Al final, la campana sonó y el señor Tang dejó de hablar: "Entonces hoy nuestro diálogo termina aquí."
El profesor apenas acababa su frase cuando Hé Chao se levantó para irse. Pero el profesor cambió de tema: "¿Qué hablaban?"
Wanda se acercó, tomó una silla vacía y dijo: “Habíamos querido pedirte algo.”
Cheng Cunhao también se unió lentamente: "Podrías enseñarnos tus notas de clase."
Tenían una prueba oral de inglés en la próxima lección. Su profesor era muy estricto con los vocablos y si no pasaban, tendrían que ir a su oficina después.
El resto del grupo tenía notas de curso hechas, algunos más detalladas que otros. Wanda discutió con Cheng Cunhao sobre quiénes tenían las mejores notas: "Míralo, esto nunca se descubrirá, ¿cómo puedes decir que es obsoleto?"
Cheng Cunhao ocultó sus notas con su libro y respondió orgulloso: "¿Qué sabes tú, esta ha estado funcionando durante mucho tiempo."
Ambos charlaron hasta que notaron a dos de los peores estudiantes del curso durmiendo o jugando en sus teléfonos.
"Quizás ya han hecho sus notas," sugirió Wanda.
"En realidad, creo que escribir en la mesa no es muy seguro. ¿Qué tal si preguntamos?
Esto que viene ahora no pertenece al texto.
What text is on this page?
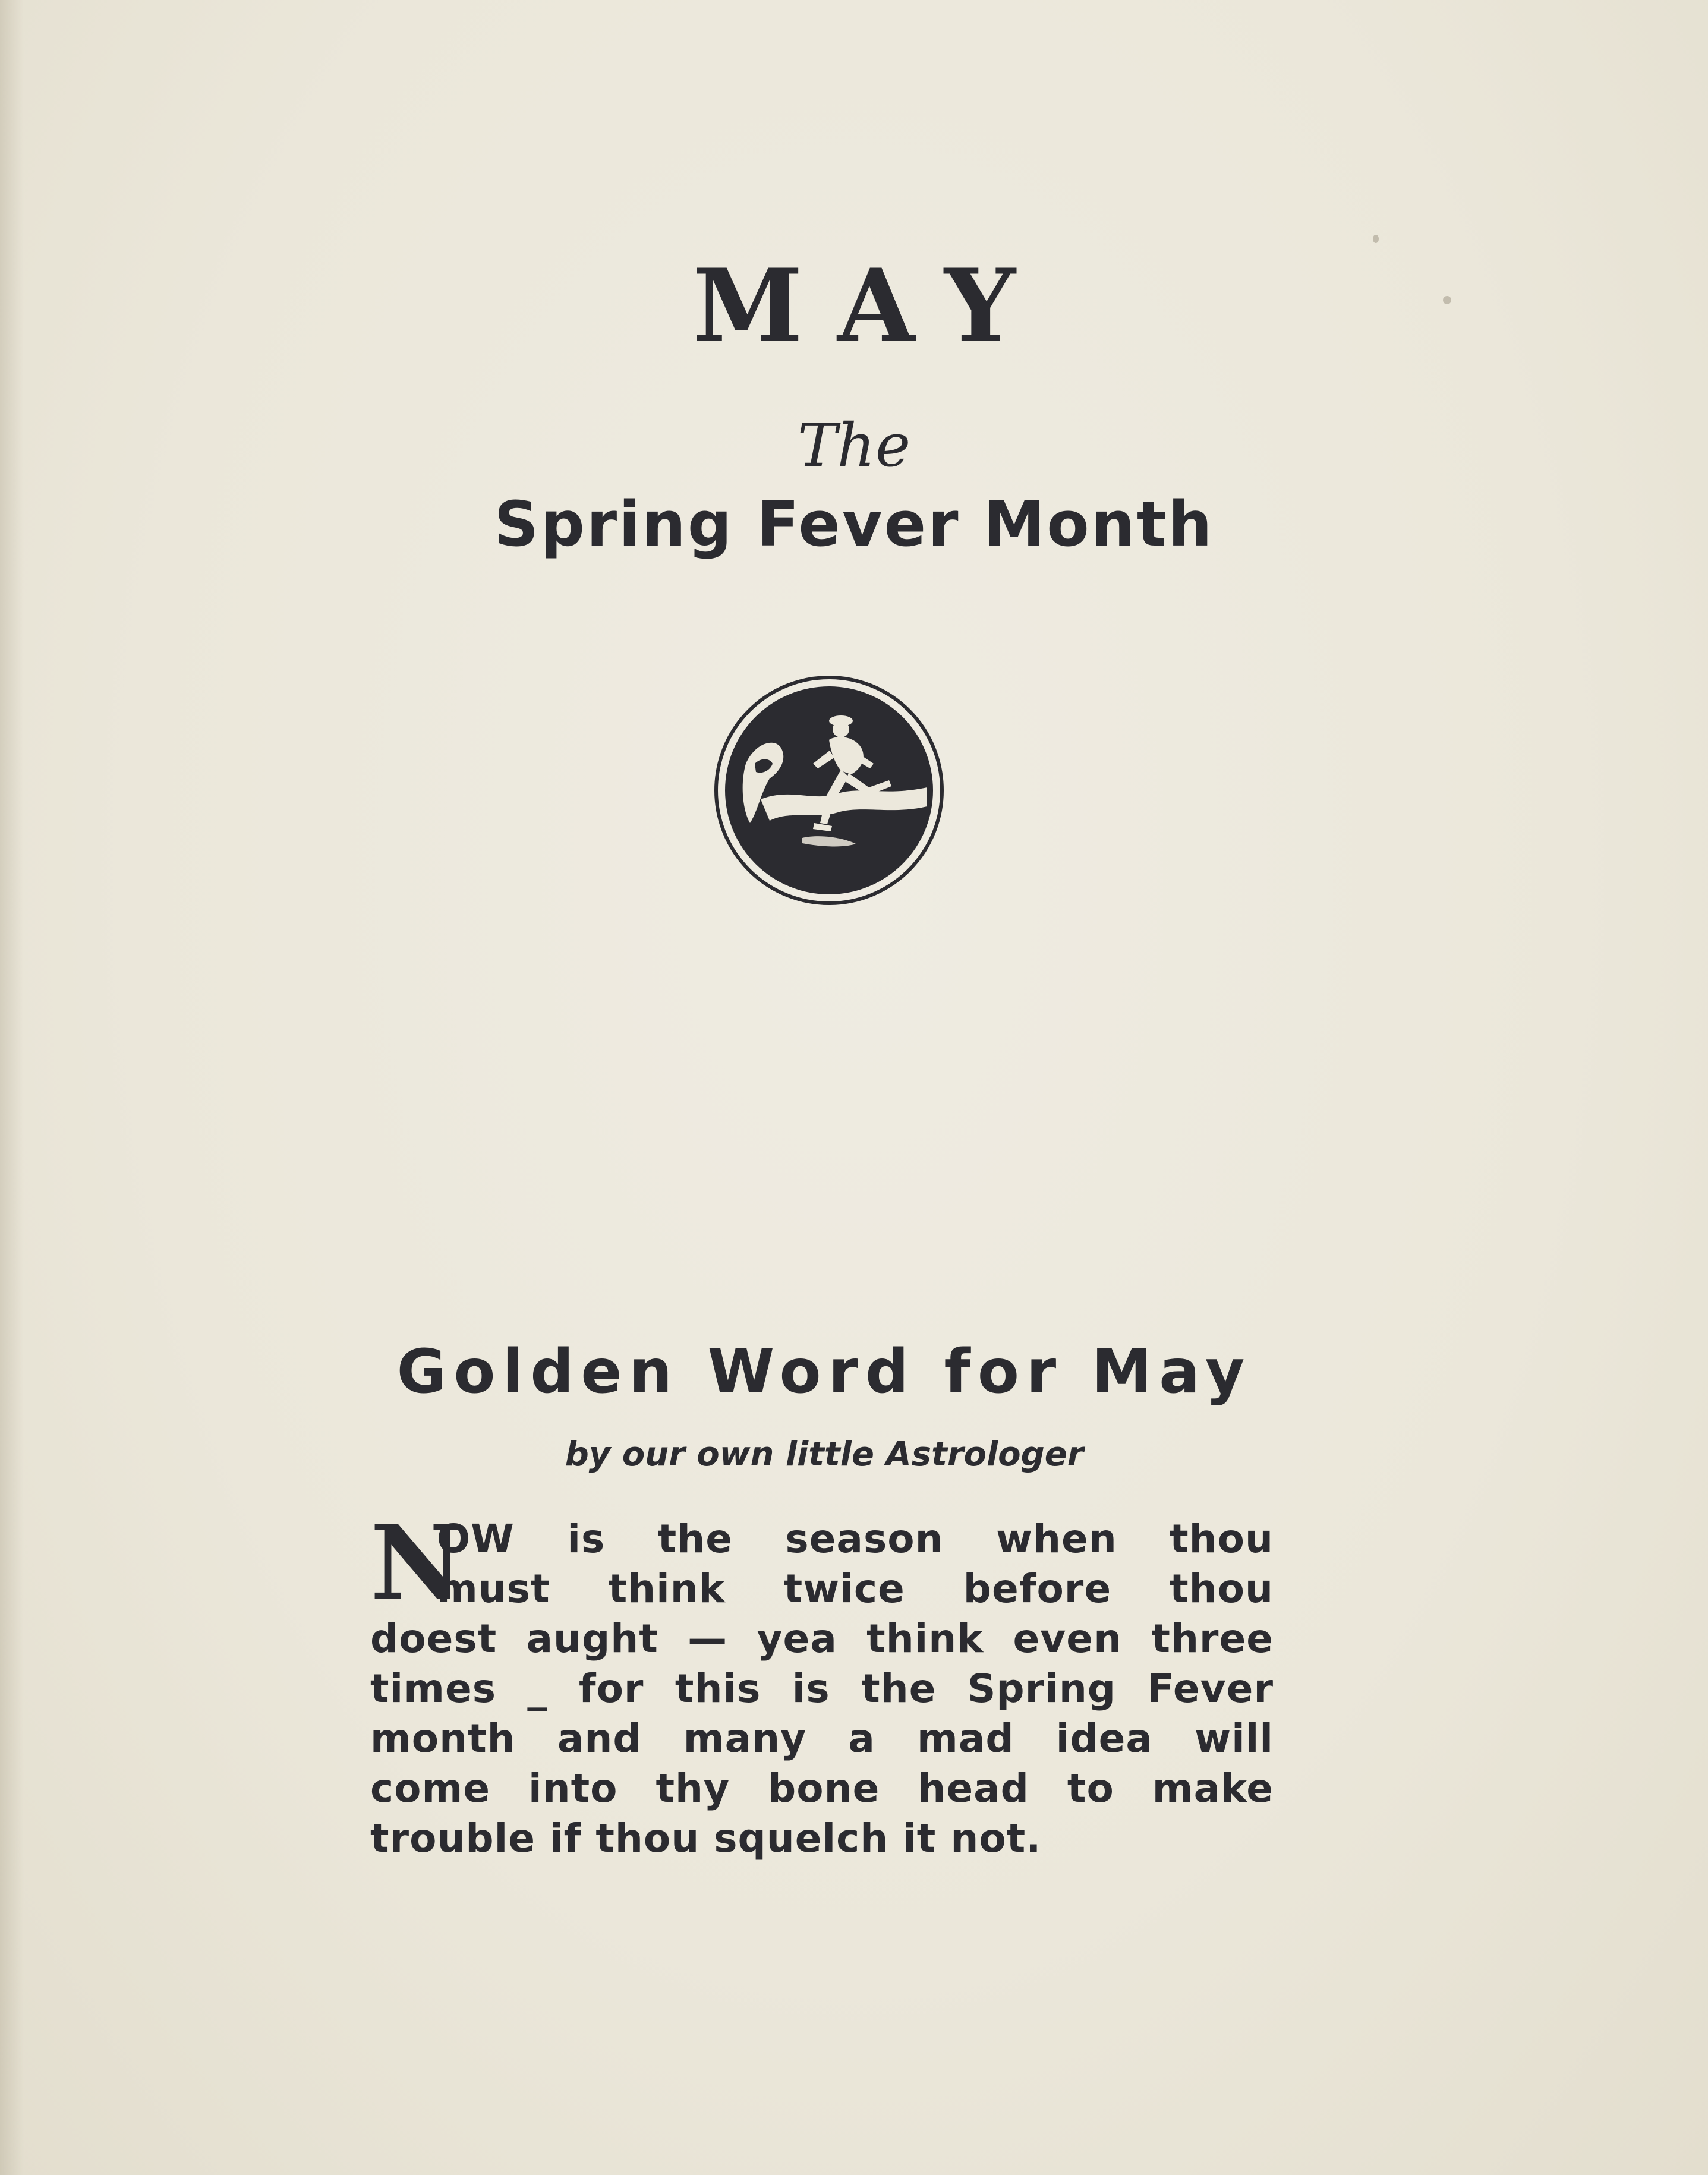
MAY
The
Spring Fever Month
Golden Word for May
by our own little Astrologer
N
OW is the season when thou
must think twice before thou
doest aught — yea think even three
times _ for this is the Spring Fever
month and many a mad idea will
come into thy bone head to make
trouble if thou squelch it not.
Tal vez ellos tienen más experiencia."
"Su técnica seguramente es asombrosa."
"…"
Con miradas expectantes de Wanda y Cheng Cunhao, Hé Chao respondió: "¿Por qué complicar tanto? ¡Solo abre el libro y copia!"
Xie Yu suspiró.
Wanda se quedó estupefacto por un momento: "El no copiar es mejor que copiar."
Cheng Cunhao exclamó: "¡Puto genio!"
Sin embargo, la realidad demostró que Hé Chao no era tan formidable como pensaban.
Abrió el libro y no encontró nada.
"¿Dónde están?" Hé Chao revisó la página, "¿Por qué alternas entre inglés e idioma chino? ¿No son las palabras de esta unidad?"
Xie Yu siempre había creído que su actuación como estudiante mediocre era excelente. Ahora se dio cuenta que aún tenía mucho camino por recorrer. Los verdaderos estudiantes mediocres eran más tontos de lo que pensaba.